Under the facts of this case, arbitration is not a judicial function for purposes of invoking the statutory writ. However, arbitration should be considered a judicial function for purposes of procedure.

*853Arbitration has been viewed as both nonjudicial or the exercise of a judicial function depending upon the context of the question. For example, when discussing “due process” in the arena of arbitration, we have drawn upon the underlying requirement of English and American jurisprudence to declare that the parties have a fundamental right to be heard and to present evidence, after reasonable notice of the time and place of the hearing.

Grays Harbor County v.

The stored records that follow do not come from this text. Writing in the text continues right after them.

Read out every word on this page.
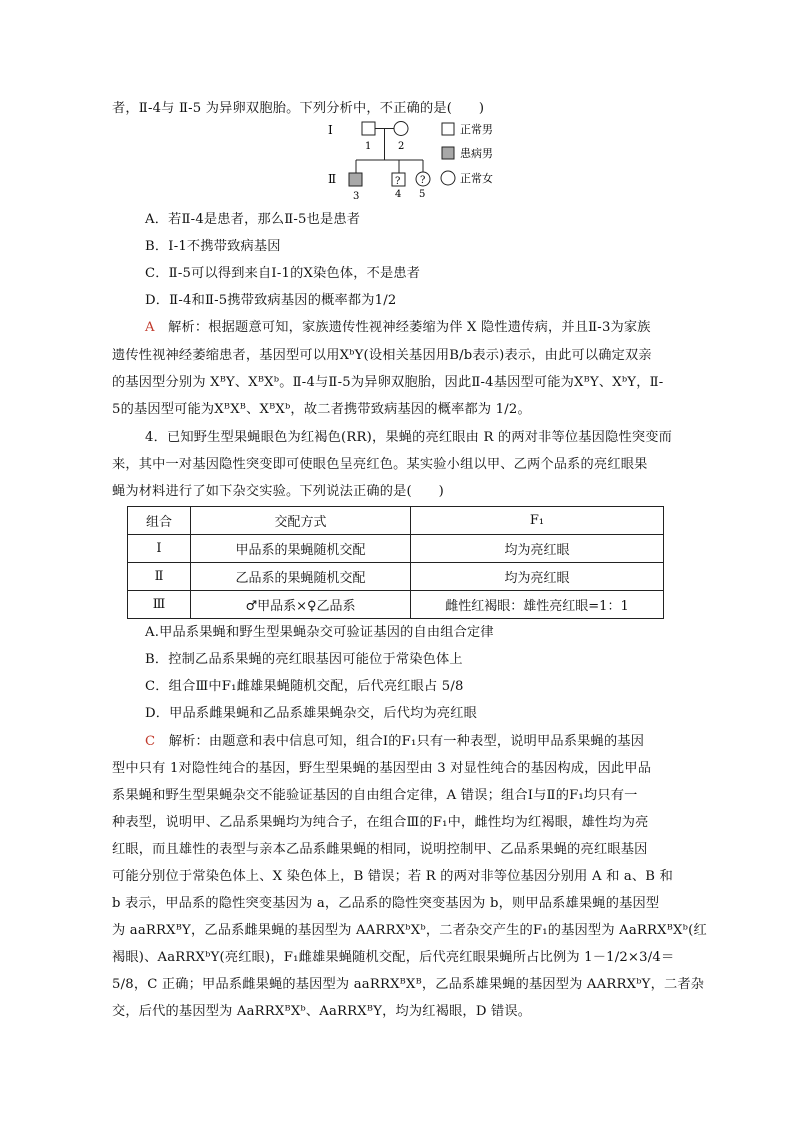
者，Ⅱ-4与 Ⅱ-5 为异卵双胞胎。下列分析中，不正确的是(　　)
Ⅰ
Ⅱ
1	2
? ?
3	4 5
正常男
患病男
正常女
A．若Ⅱ-4是患者，那么Ⅱ-5也是患者
B．Ⅰ-1不携带致病基因
C．Ⅱ-5可以得到来自Ⅰ-1的X染色体，不是患者
D．Ⅱ-4和Ⅱ-5携带致病基因的概率都为1/2
A　 解析：根据题意可知，家族遗传性视神经萎缩为伴 X 隐性遗传病，并且Ⅱ-3为家族
遗传性视神经萎缩患者，基因型可以用XᵇY(设相关基因用B/b表示)表示，由此可以确定双亲
的基因型分别为 XᴮY、XᴮXᵇ。Ⅱ-4与Ⅱ-5为异卵双胞胎，因此Ⅱ-4基因型可能为XᴮY、XᵇY，Ⅱ-
5的基因型可能为XᴮXᴮ、XᴮXᵇ，故二者携带致病基因的概率都为 1/2。
4．已知野生型果蝇眼色为红褐色(RR)，果蝇的亮红眼由 R 的两对非等位基因隐性突变而
来，其中一对基因隐性突变即可使眼色呈亮红色。某实验小组以甲、乙两个品系的亮红眼果
蝇为材料进行了如下杂交实验。下列说法正确的是(　　)
组合	交配方式	F₁
Ⅰ	甲品系的果蝇随机交配	均为亮红眼
Ⅱ	乙品系的果蝇随机交配	均为亮红眼
Ⅲ	♂甲品系×♀乙品系	雌性红褐眼：雄性亮红眼=1：1
A.甲品系果蝇和野生型果蝇杂交可验证基因的自由组合定律
B．控制乙品系果蝇的亮红眼基因可能位于常染色体上
C．组合Ⅲ中F₁雌雄果蝇随机交配，后代亮红眼占 5/8
D．甲品系雌果蝇和乙品系雄果蝇杂交，后代均为亮红眼
C　 解析：由题意和表中信息可知，组合Ⅰ的F₁只有一种表型，说明甲品系果蝇的基因
型中只有 1对隐性纯合的基因，野生型果蝇的基因型由 3 对显性纯合的基因构成，因此甲品
系果蝇和野生型果蝇杂交不能验证基因的自由组合定律，A 错误；组合Ⅰ与Ⅱ的F₁均只有一
种表型，说明甲、乙品系果蝇均为纯合子，在组合Ⅲ的F₁中，雌性均为红褐眼，雄性均为亮
红眼，而且雄性的表型与亲本乙品系雌果蝇的相同，说明控制甲、乙品系果蝇的亮红眼基因
可能分别位于常染色体上、X 染色体上，B 错误；若 R 的两对非等位基因分别用 A 和 a、B 和
b 表示，甲品系的隐性突变基因为 a，乙品系的隐性突变基因为 b，则甲品系雄果蝇的基因型
为 aaRRXᴮY，乙品系雌果蝇的基因型为 AARRXᵇXᵇ，二者杂交产生的F₁的基因型为 AaRRXᴮXᵇ(红
褐眼)、AaRRXᵇY(亮红眼)，F₁雌雄果蝇随机交配，后代亮红眼果蝇所占比例为 1－1/2×3/4＝
5/8，C 正确；甲品系雌果蝇的基因型为 aaRRXᴮXᴮ，乙品系雄果蝇的基因型为 AARRXᵇY，二者杂
交，后代的基因型为 AaRRXᴮXᵇ、AaRRXᴮY，均为红褐眼，D 错误。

Williamson, 96 Wn.2d 147, 152-53, 634 P.2d 296 (1981) (citation omitted).

Because the writ here is taken from a proceeding where the parties to this dispute had notice, and were present, and had the opportunity to give testimony and evidence, cross-examine the opposition and promptly received the decisions of the arbitrator, the arbitration should be considered a judicial function for purposes of procedure. Unlike the zoning cases, or a determination by an administrative body where the party may not have fully participated in the underlying action, the PUD was fully apprised of all it needed to know to make a timely appeal. Laches is a doctrine of equity. Equity evolved from “the power residing in the King’s grace to give exceptional relief to petitioners as occasion demanded.....” Robert Wyness Millar, Civil Procedure of the Trial Court in Historical Perspective 24 (1952). No exceptional relief was called for in this case to invoke a doctrine of equity.

In writing on the need for reform in civil procedure a senior United States circuit court judge stated: “These two aims — d[i]spatch and simplicity — are of incalculable value in our judicial system, and for this reason: the pulse of modern life in every avenue beats at a fast pace and cannot be held back by obsolete forms that tend to confuse and delay it.” Martin T. Mantón, Foreword to 1 James Wm. Moore & Joseph Friedman, Moore’s Federal Practice: A Treatise on the Federal Rules of Civil Procedure, iii (1938). Certainly the intervening 62 years have only reinforced *854that observation. I would affirm the Court of Appeals and remand for dismissal of the writ of certiorari.

Clark County Pub. Util. Dist. No. 1 v. Wilkinson, 93 Wn. App. 350, 967 P.2d 1270 (1998).